Metamath Proof Explorer

Theorem ssfin2

Description: A subset of a II-finite set is II-finite. (Contributed by Stefan O'Rear, 2-Nov-2014) (Revised by Mario Carneiro, 16-May-2015)

Ref Expression
Assertion ssfin2 
|- ( ( A e. Fin2 /\ B C_ A ) -> B e. Fin2 )

Proof

Step Hyp Ref Expression
1 simpll 
 |-  ( ( ( A e. Fin2 /\ B C_ A ) /\ x e. ~P ~P B ) -> A e. Fin2 )
2 elpwi 
 |-  ( x e. ~P ~P B -> x C_ ~P B )
3 2 adantl 
 |-  ( ( ( A e. Fin2 /\ B C_ A ) /\ x e. ~P ~P B ) -> x C_ ~P B )
4 simplr 
 |-  ( ( ( A e. Fin2 /\ B C_ A ) /\ x e. ~P ~P B ) -> B C_ A )
5 4 sspwd 
 |-  ( ( ( A e. Fin2 /\ B C_ A ) /\ x e. ~P ~P B ) -> ~P B C_ ~P A )
6 3 5 sstrd 
 |-  ( ( ( A e. Fin2 /\ B C_ A ) /\ x e. ~P ~P B ) -> x C_ ~P A )
7 fin2i 
 |-  ( ( ( A e. Fin2 /\ x C_ ~P A ) /\ ( x =/= (/) /\ [C.] Or x ) ) -> U. x e. x )
8 7 ex 
 |-  ( ( A e. Fin2 /\ x C_ ~P A ) -> ( ( x =/= (/) /\ [C.] Or x ) -> U. x e. x ) )
9 1 6 8 syl2anc 
 |-  ( ( ( A e. Fin2 /\ B C_ A ) /\ x e. ~P ~P B ) -> ( ( x =/= (/) /\ [C.] Or x ) -> U. x e. x ) )
10 9 ralrimiva 
 |-  ( ( A e.
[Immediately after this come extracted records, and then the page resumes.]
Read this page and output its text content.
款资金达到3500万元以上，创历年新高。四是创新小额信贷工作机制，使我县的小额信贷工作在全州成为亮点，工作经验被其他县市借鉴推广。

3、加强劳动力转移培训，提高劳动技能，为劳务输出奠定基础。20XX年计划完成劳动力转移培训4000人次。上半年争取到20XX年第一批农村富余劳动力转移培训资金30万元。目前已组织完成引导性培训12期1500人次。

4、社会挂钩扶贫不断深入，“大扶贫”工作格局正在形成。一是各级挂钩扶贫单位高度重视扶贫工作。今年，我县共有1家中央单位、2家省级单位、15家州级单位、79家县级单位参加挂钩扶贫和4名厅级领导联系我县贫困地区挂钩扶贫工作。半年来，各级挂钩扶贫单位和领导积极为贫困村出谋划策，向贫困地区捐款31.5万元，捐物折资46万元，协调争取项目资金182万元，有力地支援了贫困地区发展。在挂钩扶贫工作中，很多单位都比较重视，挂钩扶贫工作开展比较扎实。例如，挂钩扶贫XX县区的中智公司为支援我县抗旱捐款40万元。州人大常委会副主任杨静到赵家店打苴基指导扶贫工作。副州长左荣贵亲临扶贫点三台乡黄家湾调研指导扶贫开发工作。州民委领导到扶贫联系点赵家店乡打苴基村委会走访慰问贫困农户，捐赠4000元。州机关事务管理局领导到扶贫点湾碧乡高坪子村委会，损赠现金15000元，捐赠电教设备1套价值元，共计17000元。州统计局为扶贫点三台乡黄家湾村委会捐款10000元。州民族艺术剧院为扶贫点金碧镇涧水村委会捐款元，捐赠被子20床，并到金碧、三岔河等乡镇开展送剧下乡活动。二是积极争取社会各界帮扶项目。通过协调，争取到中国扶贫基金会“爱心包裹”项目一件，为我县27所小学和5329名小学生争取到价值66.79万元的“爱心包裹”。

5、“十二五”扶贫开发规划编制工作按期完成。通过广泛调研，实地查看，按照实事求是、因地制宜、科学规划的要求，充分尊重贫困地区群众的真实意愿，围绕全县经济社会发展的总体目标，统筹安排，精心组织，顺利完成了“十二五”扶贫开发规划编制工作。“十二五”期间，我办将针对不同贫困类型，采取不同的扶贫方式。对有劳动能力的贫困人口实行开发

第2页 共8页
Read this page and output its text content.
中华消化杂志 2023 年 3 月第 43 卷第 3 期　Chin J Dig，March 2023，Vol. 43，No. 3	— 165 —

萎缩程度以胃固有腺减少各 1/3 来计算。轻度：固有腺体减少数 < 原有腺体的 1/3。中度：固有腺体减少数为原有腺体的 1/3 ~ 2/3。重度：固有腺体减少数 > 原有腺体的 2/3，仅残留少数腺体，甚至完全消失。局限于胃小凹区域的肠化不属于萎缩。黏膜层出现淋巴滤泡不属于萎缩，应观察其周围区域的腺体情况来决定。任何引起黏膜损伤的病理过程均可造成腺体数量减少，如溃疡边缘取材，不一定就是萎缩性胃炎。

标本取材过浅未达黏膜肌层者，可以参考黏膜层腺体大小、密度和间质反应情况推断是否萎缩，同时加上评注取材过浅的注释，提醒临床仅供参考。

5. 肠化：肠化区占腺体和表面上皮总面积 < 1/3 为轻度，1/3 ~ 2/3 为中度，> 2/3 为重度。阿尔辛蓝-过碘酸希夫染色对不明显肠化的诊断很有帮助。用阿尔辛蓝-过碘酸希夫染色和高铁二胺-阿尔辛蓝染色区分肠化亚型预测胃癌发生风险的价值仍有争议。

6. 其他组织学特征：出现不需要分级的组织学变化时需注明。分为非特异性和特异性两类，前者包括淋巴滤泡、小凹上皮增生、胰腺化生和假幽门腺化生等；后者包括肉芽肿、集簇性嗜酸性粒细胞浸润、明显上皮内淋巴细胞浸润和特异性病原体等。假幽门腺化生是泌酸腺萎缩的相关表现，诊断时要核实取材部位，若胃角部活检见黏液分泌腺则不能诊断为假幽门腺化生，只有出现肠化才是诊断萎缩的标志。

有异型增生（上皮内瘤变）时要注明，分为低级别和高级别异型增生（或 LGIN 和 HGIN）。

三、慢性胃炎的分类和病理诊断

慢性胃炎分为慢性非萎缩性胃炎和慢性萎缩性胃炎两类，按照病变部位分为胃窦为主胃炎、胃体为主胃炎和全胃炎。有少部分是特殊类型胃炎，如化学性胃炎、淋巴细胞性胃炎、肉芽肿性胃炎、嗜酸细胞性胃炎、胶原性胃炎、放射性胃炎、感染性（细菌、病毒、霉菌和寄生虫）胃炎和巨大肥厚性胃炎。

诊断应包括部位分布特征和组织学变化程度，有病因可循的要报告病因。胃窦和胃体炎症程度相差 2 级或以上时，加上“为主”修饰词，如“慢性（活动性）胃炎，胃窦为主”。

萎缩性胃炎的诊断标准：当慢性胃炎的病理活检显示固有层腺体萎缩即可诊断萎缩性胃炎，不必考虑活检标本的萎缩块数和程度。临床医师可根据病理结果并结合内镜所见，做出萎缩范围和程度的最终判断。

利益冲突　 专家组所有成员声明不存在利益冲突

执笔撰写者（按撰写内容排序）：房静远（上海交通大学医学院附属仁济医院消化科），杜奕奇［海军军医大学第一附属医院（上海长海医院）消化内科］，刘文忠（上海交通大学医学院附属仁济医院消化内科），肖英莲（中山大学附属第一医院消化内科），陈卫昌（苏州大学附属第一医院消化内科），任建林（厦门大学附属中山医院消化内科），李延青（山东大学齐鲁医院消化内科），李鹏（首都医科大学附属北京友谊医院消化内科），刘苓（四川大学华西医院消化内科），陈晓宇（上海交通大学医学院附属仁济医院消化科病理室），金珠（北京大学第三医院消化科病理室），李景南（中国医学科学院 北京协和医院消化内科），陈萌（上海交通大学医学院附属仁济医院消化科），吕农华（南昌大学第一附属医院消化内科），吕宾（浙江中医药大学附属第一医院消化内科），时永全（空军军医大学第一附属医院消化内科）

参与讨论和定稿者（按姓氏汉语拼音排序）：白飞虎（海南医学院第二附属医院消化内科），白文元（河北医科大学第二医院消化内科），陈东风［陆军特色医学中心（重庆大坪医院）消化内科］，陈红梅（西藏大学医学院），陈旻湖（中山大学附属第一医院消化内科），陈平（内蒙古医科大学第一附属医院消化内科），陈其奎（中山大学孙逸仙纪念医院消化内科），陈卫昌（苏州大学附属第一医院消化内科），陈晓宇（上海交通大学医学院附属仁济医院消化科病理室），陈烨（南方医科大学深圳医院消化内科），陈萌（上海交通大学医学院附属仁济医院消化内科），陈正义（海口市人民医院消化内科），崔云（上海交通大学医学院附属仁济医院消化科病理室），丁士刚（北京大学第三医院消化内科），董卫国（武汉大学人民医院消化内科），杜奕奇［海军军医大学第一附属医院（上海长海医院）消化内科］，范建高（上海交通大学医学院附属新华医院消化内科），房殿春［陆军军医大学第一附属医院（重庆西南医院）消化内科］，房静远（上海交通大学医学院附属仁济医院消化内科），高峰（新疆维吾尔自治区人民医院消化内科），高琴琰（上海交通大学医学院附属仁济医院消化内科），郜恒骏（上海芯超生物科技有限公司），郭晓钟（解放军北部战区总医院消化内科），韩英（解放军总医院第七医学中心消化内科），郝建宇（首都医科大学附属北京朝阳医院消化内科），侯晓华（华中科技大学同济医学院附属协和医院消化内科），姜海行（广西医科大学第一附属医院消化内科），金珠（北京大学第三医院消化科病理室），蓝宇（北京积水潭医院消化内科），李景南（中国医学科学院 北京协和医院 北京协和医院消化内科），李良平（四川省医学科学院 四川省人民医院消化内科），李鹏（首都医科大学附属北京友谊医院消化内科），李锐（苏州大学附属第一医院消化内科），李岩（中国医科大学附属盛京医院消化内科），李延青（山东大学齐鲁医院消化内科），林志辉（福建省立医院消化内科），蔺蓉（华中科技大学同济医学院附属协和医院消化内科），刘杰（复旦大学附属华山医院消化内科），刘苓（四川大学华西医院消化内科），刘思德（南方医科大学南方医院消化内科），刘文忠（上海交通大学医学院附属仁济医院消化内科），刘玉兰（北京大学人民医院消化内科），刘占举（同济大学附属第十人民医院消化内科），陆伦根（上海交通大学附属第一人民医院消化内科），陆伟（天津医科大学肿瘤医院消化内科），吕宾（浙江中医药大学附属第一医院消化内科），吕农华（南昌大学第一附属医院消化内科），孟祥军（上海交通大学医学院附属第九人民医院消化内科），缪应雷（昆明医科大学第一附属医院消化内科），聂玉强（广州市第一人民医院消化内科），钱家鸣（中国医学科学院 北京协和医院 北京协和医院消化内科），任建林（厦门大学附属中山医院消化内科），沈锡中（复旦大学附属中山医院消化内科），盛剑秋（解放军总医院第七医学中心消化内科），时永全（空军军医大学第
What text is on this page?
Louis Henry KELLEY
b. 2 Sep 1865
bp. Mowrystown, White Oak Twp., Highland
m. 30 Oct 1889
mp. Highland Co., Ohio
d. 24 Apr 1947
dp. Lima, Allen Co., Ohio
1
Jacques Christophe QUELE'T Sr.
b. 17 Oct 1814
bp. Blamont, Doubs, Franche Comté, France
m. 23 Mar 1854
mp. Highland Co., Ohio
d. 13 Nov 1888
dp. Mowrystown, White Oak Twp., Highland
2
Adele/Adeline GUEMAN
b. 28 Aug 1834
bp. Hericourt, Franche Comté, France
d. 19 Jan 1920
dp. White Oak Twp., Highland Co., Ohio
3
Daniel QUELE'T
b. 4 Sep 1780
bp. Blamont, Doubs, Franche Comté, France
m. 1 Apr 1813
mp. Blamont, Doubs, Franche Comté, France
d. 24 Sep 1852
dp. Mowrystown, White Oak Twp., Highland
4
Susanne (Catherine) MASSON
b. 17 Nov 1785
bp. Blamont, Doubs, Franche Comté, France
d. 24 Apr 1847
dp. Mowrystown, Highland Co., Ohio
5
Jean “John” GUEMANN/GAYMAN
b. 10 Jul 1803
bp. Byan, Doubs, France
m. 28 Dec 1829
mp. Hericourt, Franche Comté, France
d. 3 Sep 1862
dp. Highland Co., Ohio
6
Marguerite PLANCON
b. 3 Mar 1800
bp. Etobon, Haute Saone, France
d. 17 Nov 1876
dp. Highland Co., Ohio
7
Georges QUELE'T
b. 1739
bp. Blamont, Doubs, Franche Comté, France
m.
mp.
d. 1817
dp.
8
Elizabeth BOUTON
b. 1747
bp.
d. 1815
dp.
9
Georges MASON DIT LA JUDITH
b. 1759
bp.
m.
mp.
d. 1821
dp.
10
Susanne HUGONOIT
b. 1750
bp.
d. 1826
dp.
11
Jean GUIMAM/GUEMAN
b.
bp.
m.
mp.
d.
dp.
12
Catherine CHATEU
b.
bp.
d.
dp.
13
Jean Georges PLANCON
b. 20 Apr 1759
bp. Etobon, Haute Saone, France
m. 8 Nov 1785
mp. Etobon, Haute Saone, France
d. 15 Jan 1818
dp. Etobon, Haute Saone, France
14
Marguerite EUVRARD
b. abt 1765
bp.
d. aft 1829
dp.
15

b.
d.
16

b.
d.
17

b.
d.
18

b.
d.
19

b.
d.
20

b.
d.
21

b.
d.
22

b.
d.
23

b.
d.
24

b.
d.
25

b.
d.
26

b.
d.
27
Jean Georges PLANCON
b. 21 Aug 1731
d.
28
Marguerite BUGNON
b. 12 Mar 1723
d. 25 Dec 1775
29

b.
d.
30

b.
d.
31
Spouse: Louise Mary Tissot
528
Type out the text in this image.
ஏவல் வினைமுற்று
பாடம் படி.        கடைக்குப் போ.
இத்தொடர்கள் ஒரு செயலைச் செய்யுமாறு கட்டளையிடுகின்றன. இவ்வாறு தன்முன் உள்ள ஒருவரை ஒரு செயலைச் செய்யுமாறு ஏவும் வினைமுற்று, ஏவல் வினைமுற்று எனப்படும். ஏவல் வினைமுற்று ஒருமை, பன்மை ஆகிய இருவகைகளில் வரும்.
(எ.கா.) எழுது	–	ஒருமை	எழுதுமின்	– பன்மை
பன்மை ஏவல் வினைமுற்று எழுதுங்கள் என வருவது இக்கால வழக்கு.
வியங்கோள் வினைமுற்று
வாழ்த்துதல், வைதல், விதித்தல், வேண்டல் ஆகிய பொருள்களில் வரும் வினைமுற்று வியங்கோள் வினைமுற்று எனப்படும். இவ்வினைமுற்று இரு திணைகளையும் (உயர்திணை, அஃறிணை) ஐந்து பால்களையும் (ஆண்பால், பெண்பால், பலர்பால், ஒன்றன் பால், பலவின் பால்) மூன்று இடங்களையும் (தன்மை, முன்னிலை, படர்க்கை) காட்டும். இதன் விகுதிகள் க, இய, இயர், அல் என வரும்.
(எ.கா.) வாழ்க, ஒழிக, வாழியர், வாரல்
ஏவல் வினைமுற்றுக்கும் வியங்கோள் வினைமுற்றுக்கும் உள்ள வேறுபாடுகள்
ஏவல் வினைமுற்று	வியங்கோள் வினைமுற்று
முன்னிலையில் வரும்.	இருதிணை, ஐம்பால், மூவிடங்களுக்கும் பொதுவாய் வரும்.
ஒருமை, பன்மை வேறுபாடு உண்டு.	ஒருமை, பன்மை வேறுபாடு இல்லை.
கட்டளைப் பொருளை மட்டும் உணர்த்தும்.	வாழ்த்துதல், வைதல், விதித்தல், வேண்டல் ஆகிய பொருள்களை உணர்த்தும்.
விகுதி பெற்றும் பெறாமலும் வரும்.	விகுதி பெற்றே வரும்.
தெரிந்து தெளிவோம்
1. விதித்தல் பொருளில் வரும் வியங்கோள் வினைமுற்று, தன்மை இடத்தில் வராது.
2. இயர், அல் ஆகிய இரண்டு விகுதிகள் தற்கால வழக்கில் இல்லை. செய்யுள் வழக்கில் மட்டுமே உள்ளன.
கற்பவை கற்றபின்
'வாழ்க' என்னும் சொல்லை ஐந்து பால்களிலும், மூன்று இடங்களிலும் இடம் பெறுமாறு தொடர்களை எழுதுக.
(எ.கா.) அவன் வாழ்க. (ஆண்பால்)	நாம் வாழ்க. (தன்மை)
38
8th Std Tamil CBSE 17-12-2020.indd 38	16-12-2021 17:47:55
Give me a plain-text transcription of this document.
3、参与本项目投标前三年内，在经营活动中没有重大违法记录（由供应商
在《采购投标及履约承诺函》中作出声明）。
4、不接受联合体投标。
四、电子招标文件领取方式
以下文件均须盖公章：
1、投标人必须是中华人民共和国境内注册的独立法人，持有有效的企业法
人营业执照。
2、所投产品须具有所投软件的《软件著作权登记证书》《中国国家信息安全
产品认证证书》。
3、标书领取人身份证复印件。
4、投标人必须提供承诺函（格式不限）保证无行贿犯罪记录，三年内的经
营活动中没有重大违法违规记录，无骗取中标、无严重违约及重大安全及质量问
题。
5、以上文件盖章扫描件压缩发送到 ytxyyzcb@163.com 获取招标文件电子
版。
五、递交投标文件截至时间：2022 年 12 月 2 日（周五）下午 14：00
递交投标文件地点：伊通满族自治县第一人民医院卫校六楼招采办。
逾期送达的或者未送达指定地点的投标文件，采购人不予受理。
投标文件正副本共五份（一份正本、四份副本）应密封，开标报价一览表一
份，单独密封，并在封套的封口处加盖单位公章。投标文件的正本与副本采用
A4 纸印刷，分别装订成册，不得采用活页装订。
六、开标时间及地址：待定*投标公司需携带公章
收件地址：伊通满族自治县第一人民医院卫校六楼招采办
Fin2 /\ B C_ A ) -> A. x e. ~P ~P B ( ( x =/= (/) /\ [C.] Or x ) -> U. x e. x ) )
11 ssexg 
 |-  ( ( B C_ A /\ A e. Fin2 ) -> B e. _V )
12 11 ancoms 
 |-  ( ( A e. Fin2 /\ B C_ A ) -> B e. _V )
13 isfin2 
 |-  ( B e. _V -> ( B e. Fin2 <-> A. x e. ~P ~P B ( ( x =/= (/) /\ [C.] Or x ) -> U. x e. x ) ) )
14 12 13 syl 
 |-  ( ( A e. Fin2 /\ B C_ A ) -> ( B e. Fin2 <-> A. x e. ~P ~P B ( ( x =/= (/) /\ [C.] Or x ) -> U. x e. x ) ) )
15 10 14 mpbird 
 |-  ( ( A e. Fin2 /\ B C_ A ) -> B e. Fin2 )